China announces new renewable energy development goals
June 28, 2016 - China Announces New Renewable Energy Development Goals
On June 28, 2016, China announced sweeping renewable energy development goals under its 13th Five-Year Plan, targeting 2020 and beyond. You'll find targets like 680 GW of total renewable capacity, a 15% non-fossil energy share, and 2.5 trillion yuan in planned investment. Coal's share would drop below 58%, while wind, solar, hydro, and biomass each received specific capacity mandates. There's much more behind these targets than the numbers suggest.
Key Takeaways
- On June 28, 2016, China announced renewable energy development goals aligned with its 13th Five-Year Plan, targeting 2020 milestones.
- China set a target of 680 GW total renewable power capacity and 27% renewable electricity generation share by 2020.
- Non-fossil energy was targeted to reach at least 15% of primary energy consumption by 2020, rising to 20% by 2030.
- Sector-specific targets included 210 GW of wind, 40–50 GW of solar, and 340–360 GW of hydropower capacity.
- China committed 2.5 trillion yuan in total renewable energy investment throughout the 13th Five-Year Plan period.

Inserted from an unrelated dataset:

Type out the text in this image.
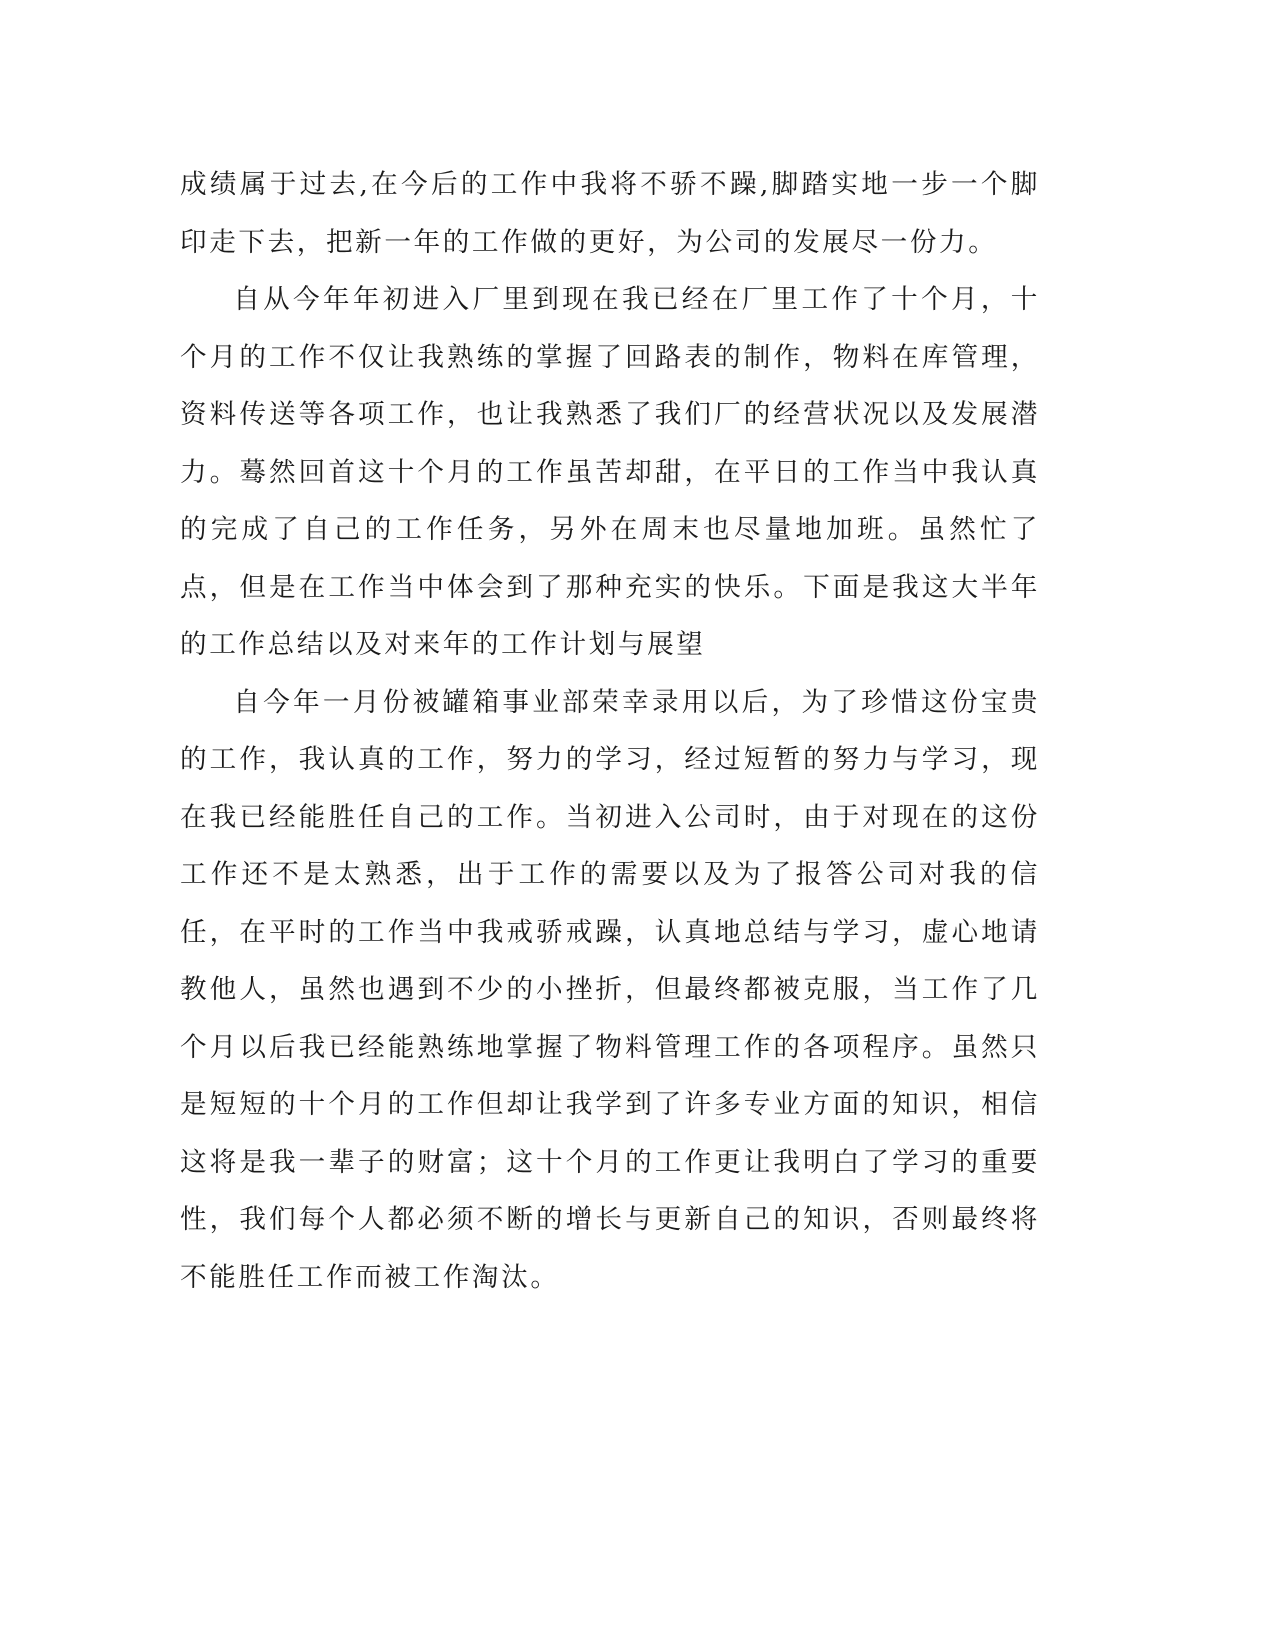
成绩属于过去,在今后的工作中我将不骄不躁,脚踏实地一步一个脚印走下去，把新一年的工作做的更好，为公司的发展尽一份力。

自从今年年初进入厂里到现在我已经在厂里工作了十个月，十个月的工作不仅让我熟练的掌握了回路表的制作，物料在库管理，资料传送等各项工作，也让我熟悉了我们厂的经营状况以及发展潜力。蓦然回首这十个月的工作虽苦却甜，在平日的工作当中我认真的完成了自己的工作任务，另外在周末也尽量地加班。虽然忙了点，但是在工作当中体会到了那种充实的快乐。下面是我这大半年的工作总结以及对来年的工作计划与展望

自今年一月份被罐箱事业部荣幸录用以后，为了珍惜这份宝贵的工作，我认真的工作，努力的学习，经过短暂的努力与学习，现在我已经能胜任自己的工作。当初进入公司时，由于对现在的这份工作还不是太熟悉，出于工作的需要以及为了报答公司对我的信任，在平时的工作当中我戒骄戒躁，认真地总结与学习，虚心地请教他人，虽然也遇到不少的小挫折，但最终都被克服，当工作了几个月以后我已经能熟练地掌握了物料管理工作的各项程序。虽然只是短短的十个月的工作但却让我学到了许多专业方面的知识，相信这将是我一辈子的财富；这十个月的工作更让我明白了学习的重要性，我们每个人都必须不断的增长与更新自己的知识，否则最终将不能胜任工作而被工作淘汰。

China's Renewable Energy Targets for 2020 and 2030 Under the 13th FYP
China's 13th Five-Year Plan (FYP) sets ambitious renewable energy targets for 2020, with a long-term vision extending to 2030. Under this renewable policy, non-fossil energy must reach 15% of primary energy consumption by 2020, rising to 20% by 2030.
You'll see these goals reflected across every sector — total renewable power capacity must hit 680 million kW, while renewable electricity production should account for 27% of total generation. Wind capacity targets exceed 210 million kW, solar reaches 110 million kW, and hydropower hits 340 million kW.
These benchmarks directly shape China's emissions trajectory, reinforcing commitments to reduce coal's share below 58% by 2020. China's earlier overachievement — surpassing its 11.4% non-fossil target by reaching 12% in 2015 — signals strong momentum toward meeting these goals. The plan also targets total renewable energy investment of 2.5 trillion yuan across hydropower, wind, solar, biomass, and other sectors during the 13th Five-Year Plan period.
Carbon intensity reduction targets have also strengthened alongside renewable goals, with the 13th Five-Year Plan setting an 18% carbon intensity reduction target, surpassing the 17% target set during the 12th Five-Year Plan.
The Wind and Solar Records China Already Holds
Those ambitious targets set under the 13th FYP didn't emerge from wishful thinking — China had already built the world's most formidable renewable energy machine to back them up. You're looking at a country that's reached 1.08 terawatts of cumulative solar capacity, representing roughly half of all installed solar power worldwide. Wind and solar together generated 26% of China's electricity in April 2025, with solar tripling its share from 4.1% in April 2020.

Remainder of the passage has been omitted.